GITEGA : «Les politiciens en exil sous mandat qui  veulent rentrer seront traduits devant la justice»

GITEGA : «Les politiciens en exil sous mandat qui veulent rentrer seront traduits devant la justice»

Les propos ont été tenus ce vendredi par Willy Nyamitwe, conseiller principal à la présidence chargé de la communication lors d’un panel organisé par le gouvernement et le département de la communication de la présidence du Burundi à Gitega, la capitale politique.
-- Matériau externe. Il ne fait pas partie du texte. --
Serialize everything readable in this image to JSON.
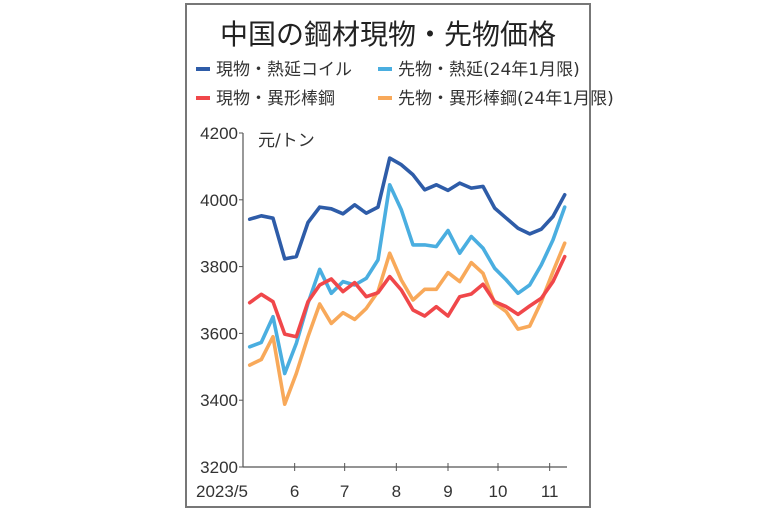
{
  "chart_data": {
    "type": "line",
    "title": "中国の鋼材現物・先物価格",
    "ylabel": "元/トン",
    "ylim": [
      3200,
      4200
    ],
    "yticks": [
      "4200",
      "4000",
      "3800",
      "3600",
      "3400",
      "3200"
    ],
    "xticks": [
      {
        "label": "2023/5",
        "date": "2023-05-01"
      },
      {
        "label": "6",
        "date": "2023-06-01"
      },
      {
        "label": "7",
        "date": "2023-07-01"
      },
      {
        "label": "8",
        "date": "2023-08-01"
      },
      {
        "label": "9",
        "date": "2023-09-01"
      },
      {
        "label": "10",
        "date": "2023-10-01"
      },
      {
        "label": "11",
        "date": "2023-11-01"
      }
    ],
    "xlim": [
      "2023-05-01",
      "2023-11-15"
    ],
    "grid": false,
    "legend_placement": "top",
    "x_start": "2023-05-05",
    "x_step_days": 7,
    "series": [
      {
        "name": "現物・熱延コイル",
        "color": "#2e5ca8",
        "values": [
          3942,
          3952,
          3945,
          3823,
          3830,
          3932,
          3978,
          3973,
          3958,
          3985,
          3960,
          3978,
          4125,
          4105,
          4075,
          4030,
          4045,
          4028,
          4050,
          4035,
          4040,
          3975,
          3945,
          3915,
          3898,
          3912,
          3950,
          4015
        ]
      },
      {
        "name": "先物・熱延(24年1月限)",
        "color": "#4aaee0",
        "values": [
          3560,
          3573,
          3650,
          3480,
          3570,
          3690,
          3792,
          3720,
          3755,
          3745,
          3765,
          3820,
          4045,
          3970,
          3865,
          3865,
          3860,
          3908,
          3840,
          3890,
          3855,
          3795,
          3760,
          3720,
          3745,
          3805,
          3880,
          3978
        ]
      },
      {
        "name": "現物・異形棒鋼",
        "color": "#f0474a",
        "values": [
          3692,
          3717,
          3695,
          3598,
          3590,
          3695,
          3745,
          3763,
          3725,
          3752,
          3710,
          3722,
          3770,
          3730,
          3670,
          3652,
          3680,
          3652,
          3710,
          3718,
          3747,
          3695,
          3680,
          3657,
          3682,
          3705,
          3755,
          3830
        ]
      },
      {
        "name": "先物・異形棒鋼(24年1月限)",
        "color": "#f8a95a",
        "values": [
          3505,
          3522,
          3590,
          3388,
          3480,
          3590,
          3688,
          3630,
          3662,
          3642,
          3675,
          3725,
          3840,
          3760,
          3700,
          3732,
          3732,
          3782,
          3755,
          3812,
          3780,
          3690,
          3665,
          3613,
          3622,
          3695,
          3785,
          3870
        ]
      }
    ]
  }
}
Le panel s’inscrivait dans le cadre des activités de prévention des crises électorales.

Le porte parole du gouvernement a réaffirmé la position de certains officiels selon laquelle le Burundi est victime d’un complot international.

«Les ennemis de la démocratie sont toujours là. Ils changent seulement de couleurs comme des caméléons. Aucun étranger n’aime ce pays plus que les Burundais. Ne soyez pas étonnés des rapports de Human Rights Watch, International Crisis Group et Amnesty International qui sont diffusés sur BBC, VOA et RFI», a souligné Prosper Ntahogwamiye.

«Ils n’ont pas de leçons à donner aux Burundais. En 2000 , aux États Unis , Georges Bush a remporté les élections par fraude, en Allemagne , Angela Merkel en est à son 4ème mandat , en Belgique ils ont passé plus de 2 ans sans gouvernement», a noté Alain Diomède Nzeyimana , porte-parole adjoint du président de la République .

Quant à Willy Nyamitwe, il est revenu sur le retrait du Burundi de la CPI, une décision noble et salutaire, selon lui
«Le Burundi a été le premier pays à se retirer de la Cour pénale internationale, une juridiction qui a été mise en place pour juger seulement les leaders africains. Les grandes puissances comme les USA, la Russie et la Chine ne sont pas membres de la CPI. Nous avons pu déjouer les soulèvements du parti Mouvement pour la Solidarité et la Démocratie (MSD) du mois de mars 2014, les manifestations de 2015 et la tentative du coup d’ État de la même année, les attaques de Cibitoke et de Kayanza (Nord-Ouest du pays), nous avons organisé le référendum de 2018 sans appui extérieur et bientôt les élections de 2020 sans financement extérieur. », a vanté M.Nyamitwe. Il a aussi indiqué que les politiciens qui ont fui le pays peuvent rentrer au pays. Toutefois, ceux qui sont visés par des mandats « devront être traduits en justice d’abord et les autres accepter d’être sous contrôle ».

Les mauvaises relations entre le Burundi et le Rwanda se sont également invitées dans le pannel. Le porte parole du gouvernement a rappelé qu’elles
seront résolues par voie diplomatique.